9.3.3. Uyulan bozma kararında değinildiği şekilde Hazinenin aynı tapu kaydına dayalı olarak açtığı başka davalar olup olmadığı, varsa sonuçları araştırılmamış;

çekişmeli taşınmazın komşu parsel tutanakları dayanakları ile birlikte getirtilip usulünce tapu kayıt uygulaması yapılmamıştır. Doğru sonuca ulaşılabilmesi için davacı Hazinenin dayanağı tapu kaydının tesisinden itibaren tedavülleri, ifrazen oluşan tapu kayıtları ve ifrazen oluşan bu kayıtların revizyon görüp görmedikleri sorularak revizyon görmüş ise ilgili taşınmazın kadastro tutanakları ve tapu kayıtları, çekişmeli taşınmazın komşu parsellerin tespit tutanakları ve tüm oluşum belgeleri ve varsa haritaları ile birlikte getirtilmelidir.
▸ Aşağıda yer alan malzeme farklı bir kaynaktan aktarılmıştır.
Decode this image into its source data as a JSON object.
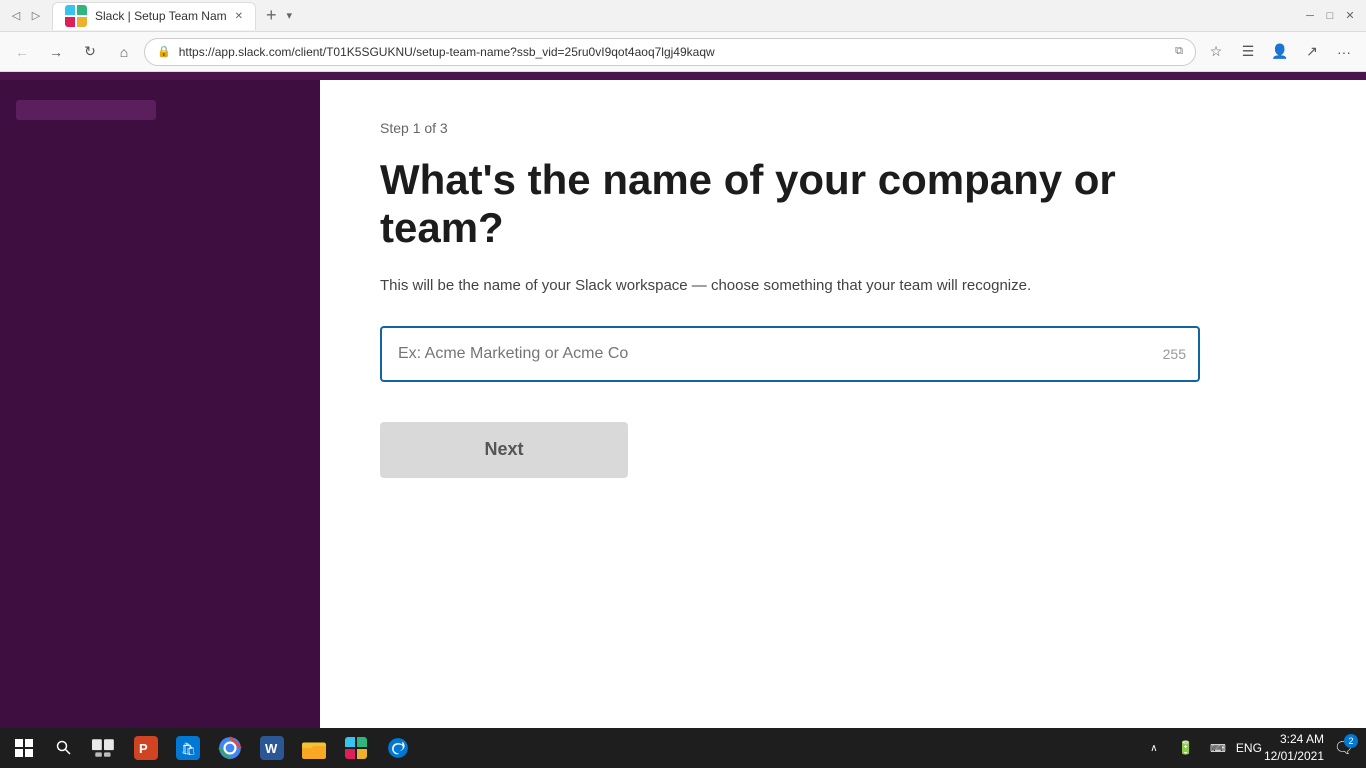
{
  "browser": {
    "tab_title": "Slack | Setup Team Nam",
    "url": "https://app.slack.com/client/T01K5SGUKNU/setup-team-name?ssb_vid=25ru0vI9qot4aoq7lgj49kaqw",
    "nav": {
      "back": "←",
      "forward": "→",
      "refresh": "↻",
      "home": "⌂"
    }
  },
  "page": {
    "step_label": "Step 1 of 3",
    "heading": "What's the name of your company or team?",
    "subtitle": "This will be the name of your Slack workspace — choose something that your team will recognize.",
    "input_placeholder": "Ex: Acme Marketing or Acme Co",
    "char_count": "255",
    "next_button_label": "Next"
  },
  "taskbar": {
    "time": "3:24 AM",
    "date": "12/01/2021",
    "language": "ENG",
    "notification_count": "2"
  }
}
9.3.4. Dosya ikmal edildikten sonra mahallinde, yaşlı, tarafsız ve yöreyi iyi bilen şahıslar arasından seçilecek üç kişilik yerel bilirkişi kurulu, taraf tanıkları ve eski sicilden gelen tapu kayıtları hususunda ihtisaslı 3 kişiden teşekkül edecek teknik bilirkişi kurulu aracılığıyla yeniden keşif yapılmalıdır. Keşif sırasında tapu kayıtları okunup kayıtlarda yazılı hudutlar yerel bilirkişilerce zeminde gösterilmeli ve teknik bilirkişiye harita üzerinde işaretlettirilmelidir. Kayıtlarda yazılı olup, yerel bilirkişilerce zeminde gösterilemeyen hudutların tespiti için taraflara tanıkla kanıtlama imkanı sağlanmalı ve bu suretle Hazine dayanağı Haziran 1334 tarihli ve 10 sıra numaralı tapu kaydı ile bu kayıttan ifrazen oluşan tapu kayıtlarının kapsamı duraksamaya yer vermeyecek şekilde belirlenmeli, varsa komşu parsel dayanaklarının dava konusu taşınmazı ne okuduğu üzerinde durulmalı, taşınmazın kim ya da kimler tarafından ne şekilde kullanıldığı ve hangi dayanakla kullanıldığı hususunda maddi olaylara dayalı ayrıntılı bilgi alınmalıdır. Yerel bilirkişi ve tanıkların kayıtların uygulanması ve taşınmazın tasarrufu hususundaki beyanları, komşu parsel tutanakları ve dayanakları kayıtlarla denetlenmeli; beraberde götürülecek teknik bilirkişi heyetinden ifrazen oluşan tapu kayıtlarının ve ifrazlardan sonra Hazine üzerinde kalan tapu kaydının kapsamını belirten, özellikle dayanak tapunun tüm revizyon durumu belirlenerek Hazine uhdesinde yer kalıp kalmadığını değerlendiren keşfi izlemeye imkan veren, ayrıntılı ve gerekçeli rapor ve kroki alınmalı, Hazinenin aynı tapu kaydına dayalı olarak açtığı başka davalar var ise bu dosyaları ve akıbetleri de incelenmeli,

9.3.5. Öte yandan 4071 sayılı Kanun’un somut olayda uygulanıp uygulanamayacağı, davalının dayanmış olduğu ilmühaberin çekişmeli taşınmazı kapsayıp kapsamadığı, ödemeye ilişkin belge sayılıp sayılamayacağı değerlendirildikten sonra bundan sonra toplanmış ve toplanacak tüm deliller birlikle değerlendirilerek sonucuna göre bir karar verilmelidir.

V. SONUÇ

Açıklanan nedenlerle; davalı vekilinin temyiz itirazlarının kabulü ile hükmün 6100 sayılı Yasa'nın geçici 3. maddesi yollaması ile 1086 sayılı HUMK'un 428. maddesi gereğince BOZULMASINA, alınan peşin harcın istek halinde yatırana iadesine, 31/05/2022 tarihinde kesin olmak üzere oybirliğiyle karar verildi.